Het derde hoofdstuk, over het morele leven, verbindt aan het interpersoonlijke karakter van de mens een ethiek van de aansprakelijkheid. Scruton erkent dat hij zich goed kan vinden in de hoofdlijnen van Kants deontologie, al legt hij andere accenten door de moraal niet te funderen in Kants autonomie maar in interpersoonlijke verhoudingen. Hij steekt niet onder stoelen of banken dat hij de smoor heeft aan de ‘morele rekenkunde’ van het consequentialisme.

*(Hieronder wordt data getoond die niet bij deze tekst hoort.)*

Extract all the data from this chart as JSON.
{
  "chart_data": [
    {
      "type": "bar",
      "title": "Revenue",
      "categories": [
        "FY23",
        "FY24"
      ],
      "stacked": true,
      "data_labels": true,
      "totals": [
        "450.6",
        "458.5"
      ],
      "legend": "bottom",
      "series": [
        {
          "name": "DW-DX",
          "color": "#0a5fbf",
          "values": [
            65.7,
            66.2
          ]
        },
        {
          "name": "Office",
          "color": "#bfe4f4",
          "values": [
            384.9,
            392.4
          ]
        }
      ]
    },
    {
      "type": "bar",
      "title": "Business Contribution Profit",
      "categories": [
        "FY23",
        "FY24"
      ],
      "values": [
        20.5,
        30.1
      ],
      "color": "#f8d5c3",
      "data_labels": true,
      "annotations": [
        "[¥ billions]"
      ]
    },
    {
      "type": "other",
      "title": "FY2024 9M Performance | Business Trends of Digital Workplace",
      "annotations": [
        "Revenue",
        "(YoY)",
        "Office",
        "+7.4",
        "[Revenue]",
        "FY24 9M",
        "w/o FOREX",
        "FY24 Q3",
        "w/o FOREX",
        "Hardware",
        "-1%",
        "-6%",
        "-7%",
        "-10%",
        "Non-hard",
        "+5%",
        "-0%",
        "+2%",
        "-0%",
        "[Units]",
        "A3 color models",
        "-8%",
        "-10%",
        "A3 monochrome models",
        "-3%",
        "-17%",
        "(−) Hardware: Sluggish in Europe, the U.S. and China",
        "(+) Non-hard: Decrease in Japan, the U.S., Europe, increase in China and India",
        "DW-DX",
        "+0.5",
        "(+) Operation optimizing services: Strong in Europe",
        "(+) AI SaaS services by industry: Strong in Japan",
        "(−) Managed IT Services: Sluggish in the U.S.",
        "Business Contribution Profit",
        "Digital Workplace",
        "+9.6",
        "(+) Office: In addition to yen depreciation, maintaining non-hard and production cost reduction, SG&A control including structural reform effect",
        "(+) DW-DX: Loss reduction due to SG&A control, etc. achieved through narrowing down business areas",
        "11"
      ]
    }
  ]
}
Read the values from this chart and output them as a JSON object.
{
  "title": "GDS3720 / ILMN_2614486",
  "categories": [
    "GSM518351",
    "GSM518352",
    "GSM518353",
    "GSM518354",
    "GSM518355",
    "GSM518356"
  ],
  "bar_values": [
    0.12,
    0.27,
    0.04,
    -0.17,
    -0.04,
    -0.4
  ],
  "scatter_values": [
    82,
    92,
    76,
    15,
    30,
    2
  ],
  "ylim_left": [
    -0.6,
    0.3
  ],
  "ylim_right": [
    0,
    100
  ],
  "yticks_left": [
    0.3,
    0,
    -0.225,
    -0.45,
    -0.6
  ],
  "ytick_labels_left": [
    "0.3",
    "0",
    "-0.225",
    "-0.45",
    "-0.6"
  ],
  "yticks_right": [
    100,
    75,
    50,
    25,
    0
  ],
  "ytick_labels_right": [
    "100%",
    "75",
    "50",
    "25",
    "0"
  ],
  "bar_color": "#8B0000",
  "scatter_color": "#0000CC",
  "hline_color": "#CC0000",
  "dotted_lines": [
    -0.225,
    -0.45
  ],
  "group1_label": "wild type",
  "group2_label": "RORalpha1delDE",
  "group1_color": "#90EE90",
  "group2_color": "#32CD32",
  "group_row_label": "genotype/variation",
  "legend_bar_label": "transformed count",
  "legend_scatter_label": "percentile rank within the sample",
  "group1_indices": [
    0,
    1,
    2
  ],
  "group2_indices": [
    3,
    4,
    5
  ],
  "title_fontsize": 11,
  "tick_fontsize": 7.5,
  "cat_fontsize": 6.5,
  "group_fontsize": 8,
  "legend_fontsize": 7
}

Volgens mij laat Scruton zich hier op sleeptouw nemen doordat hij zich stelselmatig beperkt tot een ethiek van kleine verbanden, maar wanneer je bijvoorbeeld aan milieu-ethiek doet, ontkom je niet aan enige rekenkunde.

Heilige verplichtingen

In het vierde en laatste hoofdstuk (Heilige verplichtingen) neemt Scruton afstand van het contractualisme, dat te weinig oog heeft voor het gegeven dat mensen belichaamde wezens zijn en dat ze gehoor geven aan allerlei plichten die niet voortkomen uit (impliciete) afspraken. Veel plichten kunnen alleen gethematiseerd worden als je de overtreding ervan beschouwt als ‘bevuiling’ en ‘ontheiliging’. Zo gaat het verbod op incest terug op een taboe, het respecteren waarvan een vorm is van vroomheid die terugdeinst voor iets heiligs. (Deze gedachten liggen ook ten grondslag aan Scrutons veel meer uitgewerkte Sexual Desire uit 1986.) Scruton kan begrijpen dat mensen die hiervoor gevoelig zijn de wereld zien als een gift die hun door een transcendent wezen is geschonken.

Dit boek biedt al met al een inkijkje in het denken van Scruton. Maar meer ook niet, daarvoor is het te onuitgewerkt en het is bovendien matig vertaald.